Frank Van Caenegem (Schneider Electric) : « l’angle mort doit être l’obsession du CISO »
Par Bertrand Lemaire | Le | Gouvernance
Frank Van Caenegem est vice-president Cybersecurity et CISO EMEA de Schneider Electric. Il partage ici ses approches en matière de cybersécurité.
Aujourd’hui, que représente le groupe Schneider Electric ?
La raison d’être de Schneider est de permettre à chacun de tirer le meilleur de son énergie et de ses ressources, afin de concilier progrès et développement durable pour tous. Nous desservons des infrastructures critiques qui contribuent au fonctionnement de nos sociétés. En effet, nous équipons plus d’un million de bâtiments dans le monde, dont 40 000 installations de traitement de l’eau et des eaux usées, 40 % des hôpitaux mondiaux et les dix plus grands aéroports.
En 2022, Schneider Electric a réalisé un chiffre d’affaires de 34 milliards d’euros et possède une empreinte mondiale, comptant plus de 135 000 employés répartis dans plus de 100 pays.
Comment s’organise l’IT de Schneider Electric ?

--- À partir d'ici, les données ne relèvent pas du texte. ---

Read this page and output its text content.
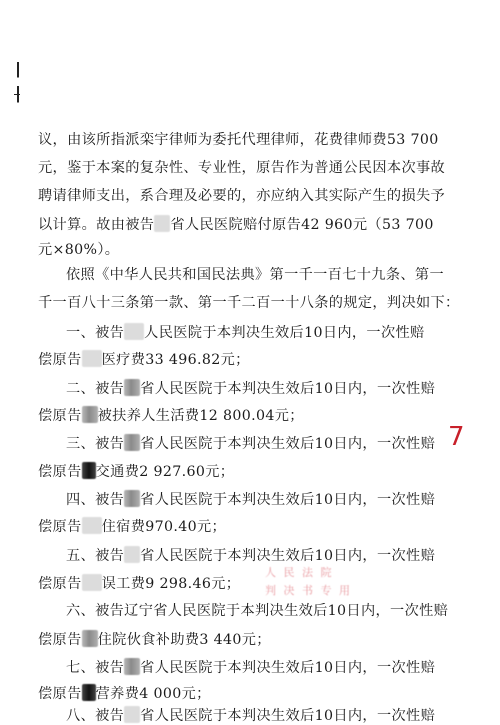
议，由该所指派栾宇律师为委托代理律师，花费律师费53 700
元，鉴于本案的复杂性、专业性，原告作为普通公民因本次事故
聘请律师支出，系合理及必要的，亦应纳入其实际产生的损失予
以计算。故由被告 省人民医院赔付原告42 960元（53 700
元×80%）。
依照《中华人民共和国民法典》第一千一百七十九条、第一
千一百八十三条第一款、第一千二百一十八条的规定，判决如下：
一、被告 人民医院于本判决生效后10日内，一次性赔
偿原告 医疗费33 496.82元；
二、被告 省人民医院于本判决生效后10日内，一次性赔
偿原告 被扶养人生活费12 800.04元；
三、被告 省人民医院于本判决生效后10日内，一次性赔
偿原告 交通费2 927.60元；
四、被告 省人民医院于本判决生效后10日内，一次性赔
偿原告 住宿费970.40元；
五、被告 省人民医院于本判决生效后10日内，一次性赔
偿原告 误工费9 298.46元；
六、被告辽宁省人民医院于本判决生效后10日内，一次性赔
偿原告 住院伙食补助费3 440元；
七、被告 省人民医院于本判决生效后10日内，一次性赔
偿原告 营养费4 000元；
八、被告 省人民医院于本判决生效后10日内，一次性赔
人 民 法 院
判 决 书 专 用
7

Nous avons une gestion de l’IT centralisée au niveau du groupe. Elle est placée sous la responsabilité d’un Chief Information Officer (CIO). D’autre part, nous avons un RSSI global qui orchestre un réseau de RSSI régionaux. Ce réseau fait partie de la Gouvernance du groupe et rapporte au secrétariat du Conseil d’Administration. Cet organe central indépendant gère le portefeuille de cybersécurité à l’échelle de l’entreprise, coordonne l’exécution des initiatives stratégiques et opérationnelles, et orchestre une communauté plus large de praticiens de la sécurité répartis dans les territoires.
Retrouvez Frank Van Caenegem sur le club Hacktiv’Talk « Les nouveaux modèles de cyber-assurance »

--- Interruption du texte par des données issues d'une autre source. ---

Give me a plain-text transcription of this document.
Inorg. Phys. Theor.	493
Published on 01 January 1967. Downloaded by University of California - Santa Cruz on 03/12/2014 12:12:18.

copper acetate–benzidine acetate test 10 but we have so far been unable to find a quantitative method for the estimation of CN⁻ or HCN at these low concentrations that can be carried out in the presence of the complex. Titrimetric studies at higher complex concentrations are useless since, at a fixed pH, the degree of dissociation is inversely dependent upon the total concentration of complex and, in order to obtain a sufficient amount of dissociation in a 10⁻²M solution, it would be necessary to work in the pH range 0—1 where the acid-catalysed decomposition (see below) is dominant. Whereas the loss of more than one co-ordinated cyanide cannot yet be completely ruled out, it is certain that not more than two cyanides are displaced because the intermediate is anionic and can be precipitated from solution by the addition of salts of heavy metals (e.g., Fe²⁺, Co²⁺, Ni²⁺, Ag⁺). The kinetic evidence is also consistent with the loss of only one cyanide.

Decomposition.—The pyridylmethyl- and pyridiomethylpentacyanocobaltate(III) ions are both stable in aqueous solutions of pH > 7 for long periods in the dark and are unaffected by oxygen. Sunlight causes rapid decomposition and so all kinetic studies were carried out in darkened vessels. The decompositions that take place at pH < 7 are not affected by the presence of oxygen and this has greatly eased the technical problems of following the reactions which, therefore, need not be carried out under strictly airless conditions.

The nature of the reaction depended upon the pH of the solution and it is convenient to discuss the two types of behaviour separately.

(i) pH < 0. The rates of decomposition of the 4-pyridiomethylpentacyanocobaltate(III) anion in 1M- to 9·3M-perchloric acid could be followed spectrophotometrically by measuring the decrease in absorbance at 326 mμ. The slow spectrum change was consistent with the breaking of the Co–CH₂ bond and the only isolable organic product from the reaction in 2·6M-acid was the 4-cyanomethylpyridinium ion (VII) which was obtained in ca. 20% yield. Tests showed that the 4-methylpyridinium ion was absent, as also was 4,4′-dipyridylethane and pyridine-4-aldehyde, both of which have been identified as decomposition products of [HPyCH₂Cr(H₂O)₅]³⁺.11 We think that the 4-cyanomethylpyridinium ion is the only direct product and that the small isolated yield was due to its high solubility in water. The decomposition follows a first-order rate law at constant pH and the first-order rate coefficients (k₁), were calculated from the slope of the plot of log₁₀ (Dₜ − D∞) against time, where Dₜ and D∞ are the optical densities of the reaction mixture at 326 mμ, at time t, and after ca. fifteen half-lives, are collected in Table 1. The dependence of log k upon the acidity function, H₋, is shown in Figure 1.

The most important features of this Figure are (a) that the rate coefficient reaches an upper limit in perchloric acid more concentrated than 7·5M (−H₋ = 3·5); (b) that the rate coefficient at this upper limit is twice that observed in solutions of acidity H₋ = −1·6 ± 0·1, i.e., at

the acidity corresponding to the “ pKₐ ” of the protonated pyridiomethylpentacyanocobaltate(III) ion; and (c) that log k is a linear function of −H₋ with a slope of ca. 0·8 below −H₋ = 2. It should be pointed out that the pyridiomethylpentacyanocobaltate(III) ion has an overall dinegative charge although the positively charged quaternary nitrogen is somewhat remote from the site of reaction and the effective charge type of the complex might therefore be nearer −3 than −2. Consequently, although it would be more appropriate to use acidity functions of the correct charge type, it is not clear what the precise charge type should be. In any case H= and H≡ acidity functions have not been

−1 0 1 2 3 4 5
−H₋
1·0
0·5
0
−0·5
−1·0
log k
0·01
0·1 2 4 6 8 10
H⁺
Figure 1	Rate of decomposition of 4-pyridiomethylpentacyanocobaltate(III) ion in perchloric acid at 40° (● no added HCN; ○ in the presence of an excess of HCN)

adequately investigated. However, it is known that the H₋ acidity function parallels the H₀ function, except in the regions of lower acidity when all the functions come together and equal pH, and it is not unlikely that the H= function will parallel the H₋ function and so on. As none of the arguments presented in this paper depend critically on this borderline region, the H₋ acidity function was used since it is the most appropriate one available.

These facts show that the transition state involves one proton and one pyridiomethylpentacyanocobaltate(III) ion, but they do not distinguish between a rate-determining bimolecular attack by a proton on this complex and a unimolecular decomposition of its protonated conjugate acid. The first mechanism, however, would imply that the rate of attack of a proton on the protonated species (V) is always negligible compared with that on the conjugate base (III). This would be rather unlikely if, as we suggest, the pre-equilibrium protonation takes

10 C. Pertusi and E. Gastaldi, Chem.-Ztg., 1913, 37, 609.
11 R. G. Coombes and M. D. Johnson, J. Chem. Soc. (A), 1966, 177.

Le Mardi 7 novembre 2023, de 19h00 à 23h00, Républik organise un club Hacktiv’Talk sur le thème « Les nouveaux modèles de cyber-assurance ». Frank Van Caenegem est sera le Grand Témoin aux côtés de deux représentants du courtier Marsh.
Les clubs Hacktiv’Talk sont des diners-débats confidentiels (aucun compte-rendu) qui permettent aux RSSI de grandes entreprises de pouvoir échanger librement dans un hôtel du quartier des Champs-Elysées à Paris. Le lieu exact est révélé aux seuls inscrits validés.
Schneider Electric est une entreprise industrielle. La cybersécurité groupe couvre-t-elle de la même façon l’IT de gestion et l’IT industrielle ?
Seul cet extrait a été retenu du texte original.